Several people told ABC7 Saturday evening that they still had no idea if their loved ones were okay. It was a very difficult task, especially with the death toll is rising.
Fernando Torres stayed in the same room all day Saturday. That is where he stayed connected to everything coming out of Chile.
"So, this is the way to get news, and contact with some members of my family," he said.
Torres has friends and family in Santiago, which is about 100 miles from the quake's epicenter. Internet connections are spotty all over Chile, but Maria Elena got a message to Torres saying, "Mother Earth, what force you have!"
Just one sentence was enough for him to finally smile.
"I see my friends putting out messages," he said. "I can feel closer to home."
Actually talking to someone from home would have been even better. After six hours, Torres finally reached his aunt and found out a massive door fell on his elderly uncle. He is injured, but alive.
"She sounds really scared. She sounds really scared because up until now, there's still tremors and there's not electricity," Torres told ABC7.

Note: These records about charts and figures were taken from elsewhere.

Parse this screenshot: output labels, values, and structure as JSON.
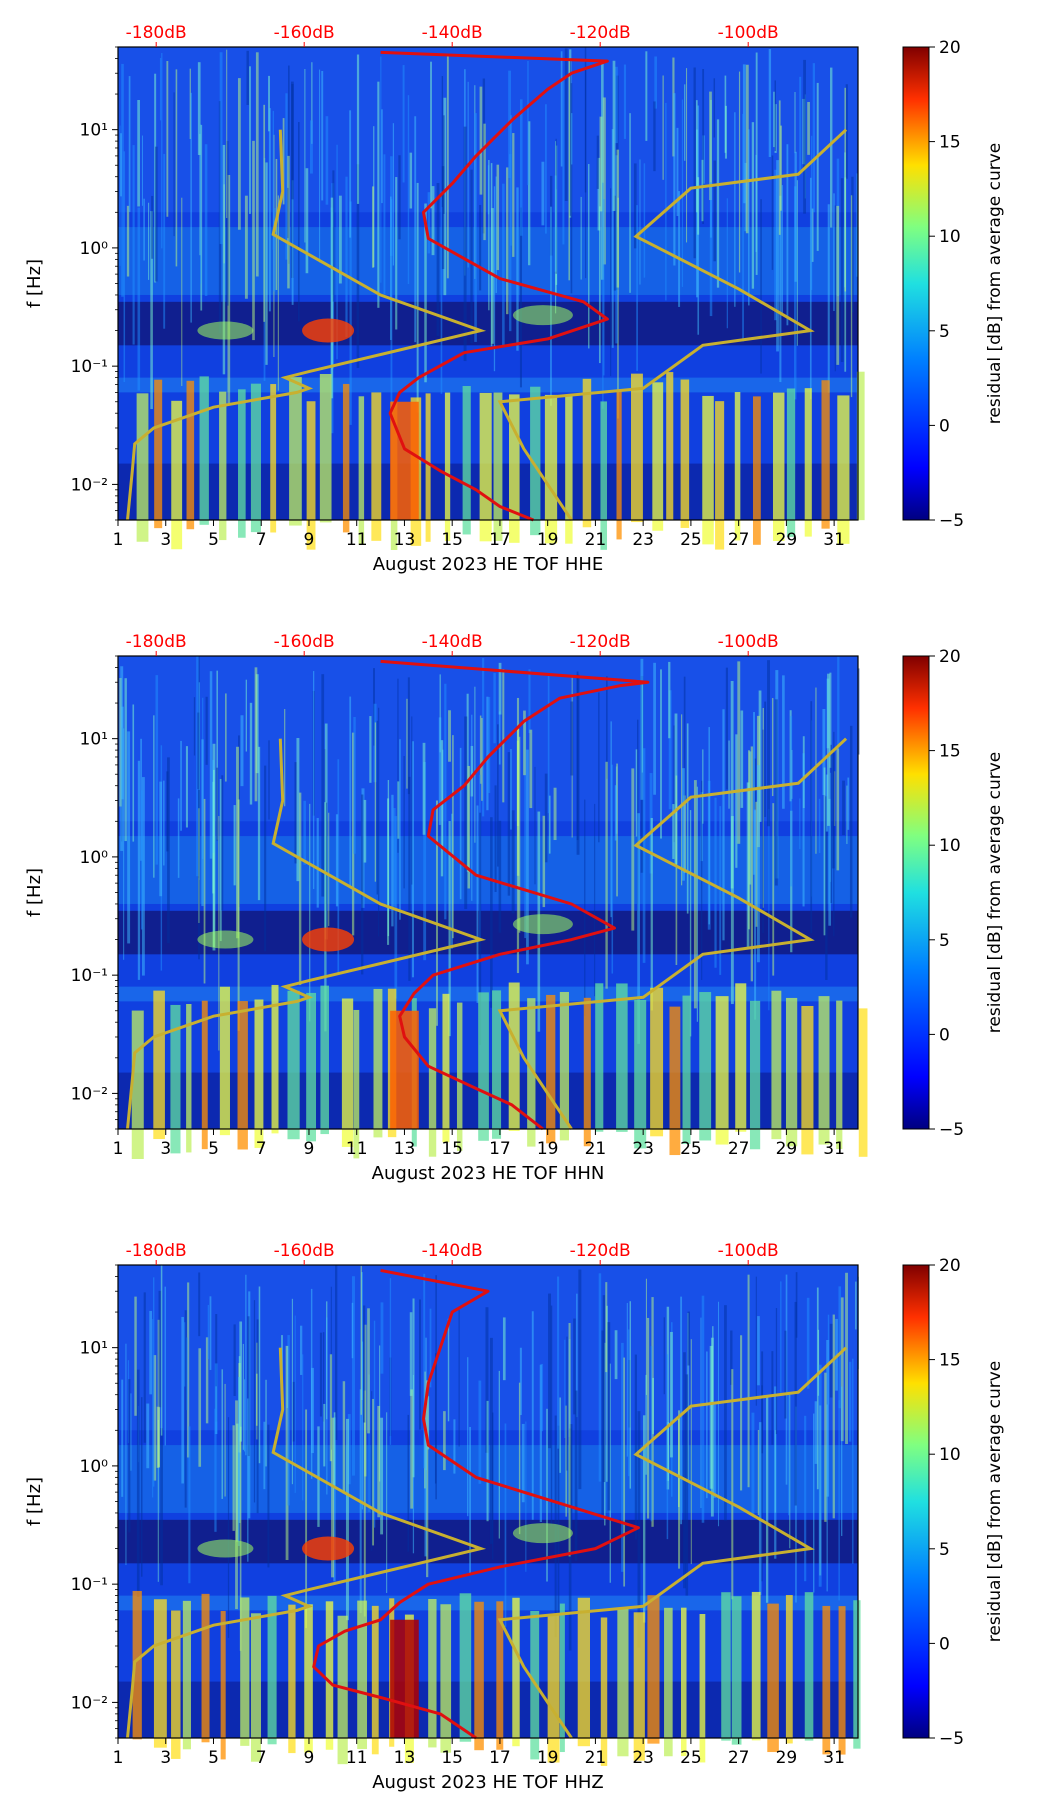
{
  "chart_data": [
    {
      "type": "heatmap",
      "title": "",
      "xlabel": "August 2023 HE TOF  HHE",
      "ylabel": "f [Hz]",
      "xlim": [
        1,
        32
      ],
      "ylim": [
        0.005,
        50
      ],
      "yscale": "log",
      "x_ticks": [
        "1",
        "3",
        "5",
        "7",
        "9",
        "11",
        "13",
        "15",
        "17",
        "19",
        "21",
        "23",
        "25",
        "27",
        "29",
        "31"
      ],
      "y_ticks": [
        "10⁻²",
        "10⁻¹",
        "10⁰",
        "10¹"
      ],
      "top_ticks": [
        "-180dB",
        "-160dB",
        "-140dB",
        "-120dB",
        "-100dB"
      ],
      "top_axis_color": "#ff0000",
      "colorbar": {
        "label": "residual [dB] from average curve",
        "min": -5,
        "max": 20,
        "ticks": [
          "−5",
          "0",
          "5",
          "10",
          "15",
          "20"
        ],
        "colormap": "jet"
      },
      "noise_models": {
        "color": "#c8b030",
        "low": [
          [
            1.4,
            0.005
          ],
          [
            1.6,
            0.013
          ],
          [
            1.7,
            0.022
          ],
          [
            2.5,
            0.03
          ],
          [
            5,
            0.045
          ],
          [
            8.5,
            0.06
          ],
          [
            9,
            0.065
          ],
          [
            8,
            0.08
          ],
          [
            9,
            0.09
          ],
          [
            16.2,
            0.2
          ],
          [
            12,
            0.4
          ],
          [
            7.5,
            1.3
          ],
          [
            7.9,
            3
          ],
          [
            7.8,
            10
          ]
        ],
        "high": [
          [
            20,
            0.005
          ],
          [
            18,
            0.02
          ],
          [
            17,
            0.05
          ],
          [
            23,
            0.065
          ],
          [
            25.5,
            0.15
          ],
          [
            30,
            0.2
          ],
          [
            27,
            0.45
          ],
          [
            22.7,
            1.25
          ],
          [
            25,
            3.2
          ],
          [
            29.5,
            4.2
          ],
          [
            31.5,
            10
          ]
        ]
      },
      "average_curve": {
        "color": "#e01010",
        "points": [
          [
            18.4,
            0.005
          ],
          [
            17,
            0.0065
          ],
          [
            16,
            0.009
          ],
          [
            14.5,
            0.013
          ],
          [
            13,
            0.02
          ],
          [
            12.4,
            0.04
          ],
          [
            12.8,
            0.06
          ],
          [
            13.6,
            0.08
          ],
          [
            15.5,
            0.13
          ],
          [
            19,
            0.17
          ],
          [
            21.5,
            0.25
          ],
          [
            20.5,
            0.35
          ],
          [
            17,
            0.55
          ],
          [
            14,
            1.2
          ],
          [
            13.8,
            2
          ],
          [
            15,
            3.5
          ],
          [
            16,
            6
          ],
          [
            17.5,
            12
          ],
          [
            19,
            22
          ],
          [
            20,
            30
          ],
          [
            21.5,
            38
          ],
          [
            12,
            45
          ]
        ]
      }
    },
    {
      "type": "heatmap",
      "title": "",
      "xlabel": "August 2023 HE TOF  HHN",
      "ylabel": "f [Hz]",
      "xlim": [
        1,
        32
      ],
      "ylim": [
        0.005,
        50
      ],
      "yscale": "log",
      "x_ticks": [
        "1",
        "3",
        "5",
        "7",
        "9",
        "11",
        "13",
        "15",
        "17",
        "19",
        "21",
        "23",
        "25",
        "27",
        "29",
        "31"
      ],
      "y_ticks": [
        "10⁻²",
        "10⁻¹",
        "10⁰",
        "10¹"
      ],
      "top_ticks": [
        "-180dB",
        "-160dB",
        "-140dB",
        "-120dB",
        "-100dB"
      ],
      "top_axis_color": "#ff0000",
      "colorbar": {
        "label": "residual [dB] from average curve",
        "min": -5,
        "max": 20,
        "ticks": [
          "−5",
          "0",
          "5",
          "10",
          "15",
          "20"
        ],
        "colormap": "jet"
      },
      "noise_models": {
        "color": "#c8b030",
        "low": [
          [
            1.4,
            0.005
          ],
          [
            1.6,
            0.013
          ],
          [
            1.7,
            0.022
          ],
          [
            2.5,
            0.03
          ],
          [
            5,
            0.045
          ],
          [
            8.5,
            0.06
          ],
          [
            9,
            0.065
          ],
          [
            8,
            0.08
          ],
          [
            9,
            0.09
          ],
          [
            16.2,
            0.2
          ],
          [
            12,
            0.4
          ],
          [
            7.5,
            1.3
          ],
          [
            7.9,
            3
          ],
          [
            7.8,
            10
          ]
        ],
        "high": [
          [
            20,
            0.005
          ],
          [
            18,
            0.02
          ],
          [
            17,
            0.05
          ],
          [
            23,
            0.065
          ],
          [
            25.5,
            0.15
          ],
          [
            30,
            0.2
          ],
          [
            27,
            0.45
          ],
          [
            22.7,
            1.25
          ],
          [
            25,
            3.2
          ],
          [
            29.5,
            4.2
          ],
          [
            31.5,
            10
          ]
        ]
      },
      "average_curve": {
        "color": "#e01010",
        "points": [
          [
            18.8,
            0.005
          ],
          [
            17.5,
            0.008
          ],
          [
            16,
            0.011
          ],
          [
            14,
            0.017
          ],
          [
            13,
            0.03
          ],
          [
            12.8,
            0.045
          ],
          [
            13.4,
            0.07
          ],
          [
            14.2,
            0.1
          ],
          [
            17,
            0.15
          ],
          [
            20,
            0.2
          ],
          [
            21.8,
            0.25
          ],
          [
            20,
            0.4
          ],
          [
            16,
            0.7
          ],
          [
            14,
            1.5
          ],
          [
            14.2,
            2.5
          ],
          [
            15.5,
            4
          ],
          [
            16.5,
            7
          ],
          [
            18,
            14
          ],
          [
            19.5,
            22
          ],
          [
            22,
            28
          ],
          [
            23.2,
            30
          ],
          [
            12,
            45
          ]
        ]
      }
    },
    {
      "type": "heatmap",
      "title": "",
      "xlabel": "August 2023 HE TOF  HHZ",
      "ylabel": "f [Hz]",
      "xlim": [
        1,
        32
      ],
      "ylim": [
        0.005,
        50
      ],
      "yscale": "log",
      "x_ticks": [
        "1",
        "3",
        "5",
        "7",
        "9",
        "11",
        "13",
        "15",
        "17",
        "19",
        "21",
        "23",
        "25",
        "27",
        "29",
        "31"
      ],
      "y_ticks": [
        "10⁻²",
        "10⁻¹",
        "10⁰",
        "10¹"
      ],
      "top_ticks": [
        "-180dB",
        "-160dB",
        "-140dB",
        "-120dB",
        "-100dB"
      ],
      "top_axis_color": "#ff0000",
      "colorbar": {
        "label": "residual [dB] from average curve",
        "min": -5,
        "max": 20,
        "ticks": [
          "−5",
          "0",
          "5",
          "10",
          "15",
          "20"
        ],
        "colormap": "jet"
      },
      "noise_models": {
        "color": "#c8b030",
        "low": [
          [
            1.4,
            0.005
          ],
          [
            1.6,
            0.013
          ],
          [
            1.7,
            0.022
          ],
          [
            2.5,
            0.03
          ],
          [
            5,
            0.045
          ],
          [
            8.5,
            0.06
          ],
          [
            9,
            0.065
          ],
          [
            8,
            0.08
          ],
          [
            9,
            0.09
          ],
          [
            16.2,
            0.2
          ],
          [
            12,
            0.4
          ],
          [
            7.5,
            1.3
          ],
          [
            7.9,
            3
          ],
          [
            7.8,
            10
          ]
        ],
        "high": [
          [
            20,
            0.005
          ],
          [
            18,
            0.02
          ],
          [
            17,
            0.05
          ],
          [
            23,
            0.065
          ],
          [
            25.5,
            0.15
          ],
          [
            30,
            0.2
          ],
          [
            27,
            0.45
          ],
          [
            22.7,
            1.25
          ],
          [
            25,
            3.2
          ],
          [
            29.5,
            4.2
          ],
          [
            31.5,
            10
          ]
        ]
      },
      "average_curve": {
        "color": "#e01010",
        "points": [
          [
            16,
            0.005
          ],
          [
            14.5,
            0.008
          ],
          [
            12,
            0.011
          ],
          [
            10,
            0.014
          ],
          [
            9.2,
            0.02
          ],
          [
            9.4,
            0.03
          ],
          [
            10.5,
            0.04
          ],
          [
            12,
            0.05
          ],
          [
            12.8,
            0.07
          ],
          [
            14,
            0.1
          ],
          [
            17,
            0.14
          ],
          [
            21,
            0.2
          ],
          [
            22.8,
            0.3
          ],
          [
            20,
            0.45
          ],
          [
            16,
            0.8
          ],
          [
            14,
            1.5
          ],
          [
            13.8,
            2.5
          ],
          [
            14,
            5
          ],
          [
            14.5,
            10
          ],
          [
            15,
            20
          ],
          [
            16.5,
            30
          ],
          [
            12,
            45
          ]
        ]
      }
    }
  ]
}
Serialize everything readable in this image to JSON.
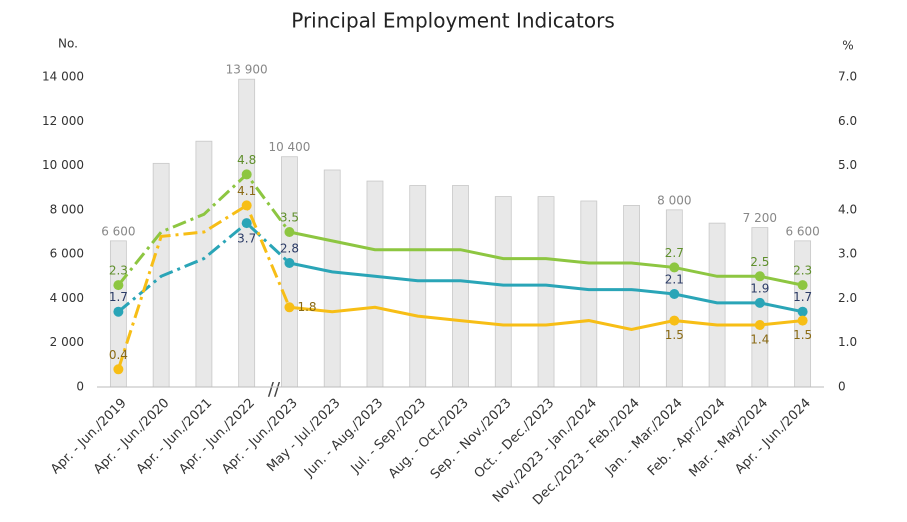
{
  "chart_data": {
    "type": "bar-line",
    "title": "Principal Employment Indicators",
    "ylabel": "No.",
    "y2label": "%",
    "categories": [
      "Apr. - Jun./2019",
      "Apr. - Jun./2020",
      "Apr. - Jun./2021",
      "Apr. - Jun./2022",
      "Apr. - Jun./2023",
      "May - Jul./2023",
      "Jun. - Aug./2023",
      "Jul. - Sep./2023",
      "Aug. - Oct./2023",
      "Sep. - Nov./2023",
      "Oct. - Dec./2023",
      "Nov./2023 - Jan./2024",
      "Dec./2023 - Feb./2024",
      "Jan. - Mar./2024",
      "Feb. - Apr./2024",
      "Mar. - May/2024",
      "Apr. - Jun./2024"
    ],
    "values": [
      6600,
      10100,
      11100,
      13900,
      10400,
      9800,
      9300,
      9100,
      9100,
      8600,
      8600,
      8400,
      8200,
      8000,
      7400,
      7200,
      6600
    ],
    "value_labels": [
      "6 600",
      null,
      null,
      "13 900",
      "10 400",
      null,
      null,
      null,
      null,
      null,
      null,
      null,
      null,
      "8 000",
      null,
      "7 200",
      "6 600"
    ],
    "color": "#e8e8e8",
    "series": [
      {
        "color": "#8dc641",
        "axis": "y2",
        "values": [
          2.3,
          3.5,
          3.9,
          4.8,
          3.5,
          3.3,
          3.1,
          3.1,
          3.1,
          2.9,
          2.9,
          2.8,
          2.8,
          2.7,
          2.5,
          2.5,
          2.3
        ],
        "value_labels": [
          "2.3",
          null,
          null,
          "4.8",
          "3.5",
          null,
          null,
          null,
          null,
          null,
          null,
          null,
          null,
          "2.7",
          null,
          "2.5",
          "2.3"
        ]
      },
      {
        "color": "#2aa5b7",
        "axis": "y2",
        "values": [
          1.7,
          2.5,
          2.9,
          3.7,
          2.8,
          2.6,
          2.5,
          2.4,
          2.4,
          2.3,
          2.3,
          2.2,
          2.2,
          2.1,
          1.9,
          1.9,
          1.7
        ],
        "value_labels": [
          "1.7",
          null,
          null,
          "3.7",
          "2.8",
          null,
          null,
          null,
          null,
          null,
          null,
          null,
          null,
          "2.1",
          null,
          "1.9",
          "1.7"
        ]
      },
      {
        "color": "#f7be16",
        "axis": "y2",
        "values": [
          0.4,
          3.4,
          3.5,
          4.1,
          1.8,
          1.7,
          1.8,
          1.6,
          1.5,
          1.4,
          1.4,
          1.5,
          1.3,
          1.5,
          1.4,
          1.4,
          1.5
        ],
        "value_labels": [
          "0.4",
          null,
          null,
          "4.1",
          "1.8",
          null,
          null,
          null,
          null,
          null,
          null,
          null,
          null,
          "1.5",
          null,
          "1.4",
          "1.5"
        ]
      }
    ],
    "ylim": [
      0,
      14000
    ],
    "yticks": [
      0,
      {
        "value": 2000,
        "label": "2 000"
      },
      {
        "value": 4000,
        "label": "4 000"
      },
      {
        "value": 6000,
        "label": "6 000"
      },
      {
        "value": 8000,
        "label": "8 000"
      },
      {
        "value": 10000,
        "label": "10 000"
      },
      {
        "value": 12000,
        "label": "12 000"
      },
      {
        "value": 14000,
        "label": "14 000"
      }
    ],
    "y2lim": [
      0,
      7
    ],
    "y2ticks": [
      0,
      {
        "value": 1,
        "label": "1.0"
      },
      {
        "value": 2,
        "label": "2.0"
      },
      {
        "value": 3,
        "label": "3.0"
      },
      {
        "value": 4,
        "label": "4.0"
      },
      {
        "value": 5,
        "label": "5.0"
      },
      {
        "value": 6,
        "label": "6.0"
      },
      {
        "value": 7,
        "label": "7.0"
      }
    ]
  }
}
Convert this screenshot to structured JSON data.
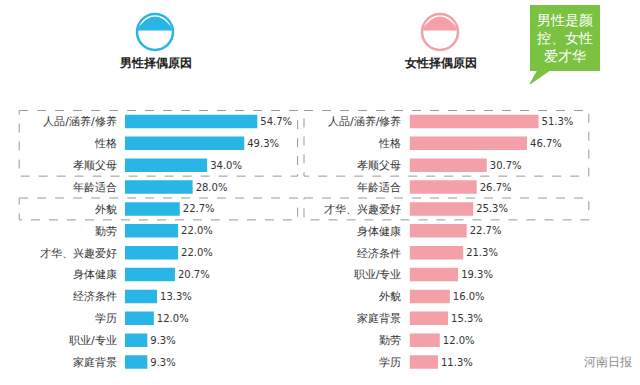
{
  "chart_data": [
    {
      "type": "bar",
      "title": "男性择偶原因",
      "orientation": "horizontal",
      "data_labels": true,
      "tick_labels": "y",
      "color": "#29b6e6",
      "categories": [
        "人品/涵养/修养",
        "性格",
        "孝顺父母",
        "年龄适合",
        "外貌",
        "勤劳",
        "才华、兴趣爱好",
        "身体健康",
        "经济条件",
        "学历",
        "职业/专业",
        "家庭背景"
      ],
      "values": [
        54.7,
        49.3,
        34.0,
        28.0,
        22.7,
        22.0,
        22.0,
        20.7,
        13.3,
        12.0,
        9.3,
        9.3
      ],
      "value_labels": [
        "54.7%",
        "49.3%",
        "34.0%",
        "28.0%",
        "22.7%",
        "22.0%",
        "22.0%",
        "20.7%",
        "13.3%",
        "12.0%",
        "9.3%",
        "9.3%"
      ],
      "xlim": [
        0,
        70
      ]
    },
    {
      "type": "bar",
      "title": "女性择偶原因",
      "orientation": "horizontal",
      "data_labels": true,
      "tick_labels": "y",
      "color": "#f4a0a8",
      "categories": [
        "人品/涵养/修养",
        "性格",
        "孝顺父母",
        "年龄适合",
        "才华、兴趣爱好",
        "身体健康",
        "经济条件",
        "职业/专业",
        "外貌",
        "家庭背景",
        "勤劳",
        "学历"
      ],
      "values": [
        51.3,
        46.7,
        30.7,
        26.7,
        25.3,
        22.7,
        21.3,
        19.3,
        16.0,
        15.3,
        12.0,
        11.3
      ],
      "value_labels": [
        "51.3%",
        "46.7%",
        "30.7%",
        "26.7%",
        "25.3%",
        "22.7%",
        "21.3%",
        "19.3%",
        "16.0%",
        "15.3%",
        "12.0%",
        "11.3%"
      ],
      "xlim": [
        0,
        70
      ],
      "annotations": [
        "男性是颜控、女性爱才华"
      ],
      "source": "河南日报"
    }
  ]
}
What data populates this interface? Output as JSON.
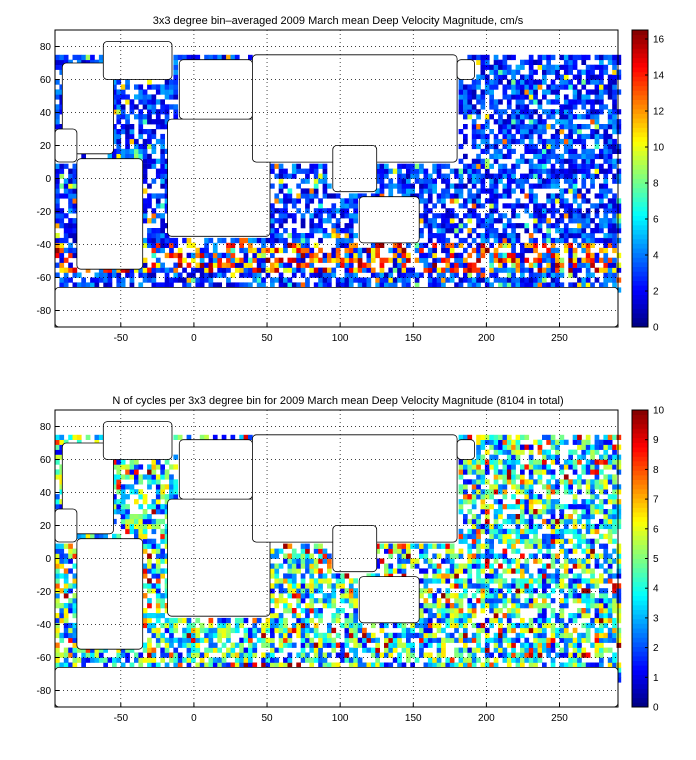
{
  "chart_data": [
    {
      "type": "heatmap",
      "title": "3x3 degree bin–averaged 2009 March mean Deep Velocity Magnitude, cm/s",
      "xlabel": "",
      "ylabel": "",
      "xlim": [
        -95,
        290
      ],
      "ylim": [
        -90,
        90
      ],
      "x_ticks": [
        -50,
        0,
        50,
        100,
        150,
        200,
        250
      ],
      "y_ticks": [
        80,
        60,
        40,
        20,
        0,
        -20,
        -40,
        -60,
        -80
      ],
      "colorbar": {
        "min": 0,
        "max": 16.5,
        "ticks": [
          0,
          2,
          4,
          6,
          8,
          10,
          12,
          14,
          16
        ],
        "colormap": "jet"
      },
      "bin_size_deg": 3,
      "grid": true
    },
    {
      "type": "heatmap",
      "title": "N of cycles per 3x3 degree bin for 2009 March mean Deep Velocity Magnitude (8104 in total)",
      "xlabel": "",
      "ylabel": "",
      "xlim": [
        -95,
        290
      ],
      "ylim": [
        -90,
        90
      ],
      "x_ticks": [
        -50,
        0,
        50,
        100,
        150,
        200,
        250
      ],
      "y_ticks": [
        80,
        60,
        40,
        20,
        0,
        -20,
        -40,
        -60,
        -80
      ],
      "colorbar": {
        "min": 0,
        "max": 10,
        "ticks": [
          0,
          1,
          2,
          3,
          4,
          5,
          6,
          7,
          8,
          9,
          10
        ],
        "colormap": "jet"
      },
      "bin_size_deg": 3,
      "grid": true
    }
  ]
}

Much of Chile is still without power. Cell phone towers are also down which is causing those in the Bay Area's small, close-knit Chilean community, to panic. They made calls to one of the only Chilean restaurants and community centers in the area for updates and comfort.
The owners of Cafe Valpraiso in Berkeley have reached most of their relatives in Chile. They are safe, but scared. Aftershocks continue to shake the country leaving those thousands of miles away feeling helpless.
"It's really hard because you know, nothing you can do," said Pablo Valenzuela. "I mean, try to get information and get together and try to get more information for everybody, the whole family."
Chilean community center leaders in Berkeley hope to figure out fundraiser possibilities and options by Sunday morning. Their goal is to get supplies and aid to Chile as quickly as possible.